Butera, though, doesn't plan on selling tens of thousands of instruments all at once. He wants to be more careful with the product he has spent half a decade developing.

"We're just trying to respond to market demand at this point. Supporting our initial customers, the first 5,000 or so, is our focus right now," Butera said.

Butera said his team decided not to pursue Series A funding after the success of their Kickstarter campaign because they were weary of "locking into a jet-pack take-off." In the past, he said, routing new technology into consumer products and then quickly selling those products en masse hasn't worked out for companies in the long term. He cited Tickle Me Elmo and Guitar Hero as consumer electronics and technology companies who failed to have legitimate commercial success beyond two years.

"The market potential is insane, but we don't think we're going to hit it on our first shot, despite great market feedback so far," Butera said.

If investors want to get on board in the future, Butera said they will have to be excited about constantly improving the product as well as entering the fields of music education, virtual reality and artificial intelligence, all areas the company wants to pursue in the next couple years.

What would an Instrument 1 equipped with artificial intelligence be able to do?

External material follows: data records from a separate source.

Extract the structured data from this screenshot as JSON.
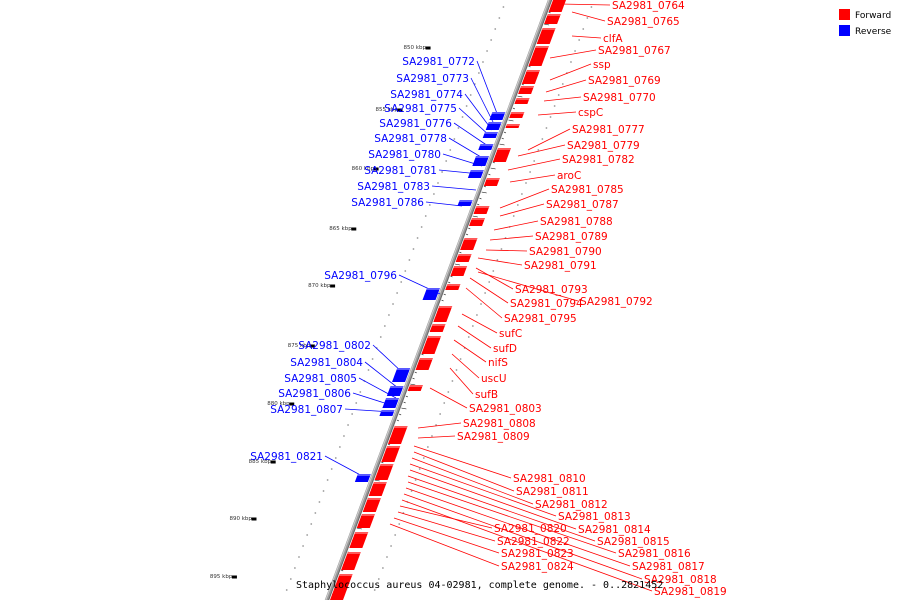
{
  "colors": {
    "forward": "#ff0000",
    "reverse": "#0000ff",
    "backbone": "#9a9a9a",
    "dot": "#999999",
    "tick": "#000000"
  },
  "legend": {
    "forward_label": "Forward",
    "reverse_label": "Reverse"
  },
  "caption": "Staphylococcus aureus 04-02981, complete genome. - 0..2821452",
  "kbp_labels": [
    "850 kbp",
    "855 kbp",
    "860 kbp",
    "865 kbp",
    "870 kbp",
    "875 kbp",
    "880 kbp",
    "885 kbp",
    "890 kbp",
    "895 kbp"
  ],
  "forward_genes": [
    "SA2981_0764",
    "SA2981_0765",
    "clfA",
    "SA2981_0767",
    "ssp",
    "SA2981_0769",
    "SA2981_0770",
    "cspC",
    "SA2981_0777",
    "SA2981_0779",
    "SA2981_0782",
    "aroC",
    "SA2981_0785",
    "SA2981_0787",
    "SA2981_0788",
    "SA2981_0789",
    "SA2981_0790",
    "SA2981_0791",
    "SA2981_0793",
    "SA2981_0794",
    "SA2981_0792",
    "SA2981_0795",
    "sufC",
    "sufD",
    "nifS",
    "uscU",
    "sufB",
    "SA2981_0803",
    "SA2981_0808",
    "SA2981_0809",
    "SA2981_0810",
    "SA2981_0811",
    "SA2981_0812",
    "SA2981_0813",
    "SA2981_0814",
    "SA2981_0815",
    "SA2981_0816",
    "SA2981_0817",
    "SA2981_0818",
    "SA2981_0819",
    "SA2981_0820",
    "SA2981_0822",
    "SA2981_0823",
    "SA2981_0824"
  ],
  "reverse_genes": [
    "SA2981_0772",
    "SA2981_0773",
    "SA2981_0774",
    "SA2981_0775",
    "SA2981_0776",
    "SA2981_0778",
    "SA2981_0780",
    "SA2981_0781",
    "SA2981_0783",
    "SA2981_0786",
    "SA2981_0796",
    "SA2981_0802",
    "SA2981_0804",
    "SA2981_0805",
    "SA2981_0806",
    "SA2981_0807",
    "SA2981_0821"
  ]
}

"If you come home from work, have a couple minutes and put on your favorite song, it instantly can hear that song and know what song it is, know what tempo it is and know what key it is," Butera said. "It would configure itself to that song and your playing style, so you can pick it up and play along with the music."

"It's really not that far away."

Artiphon currently employs 10 people, six of whom work in Nashville full time.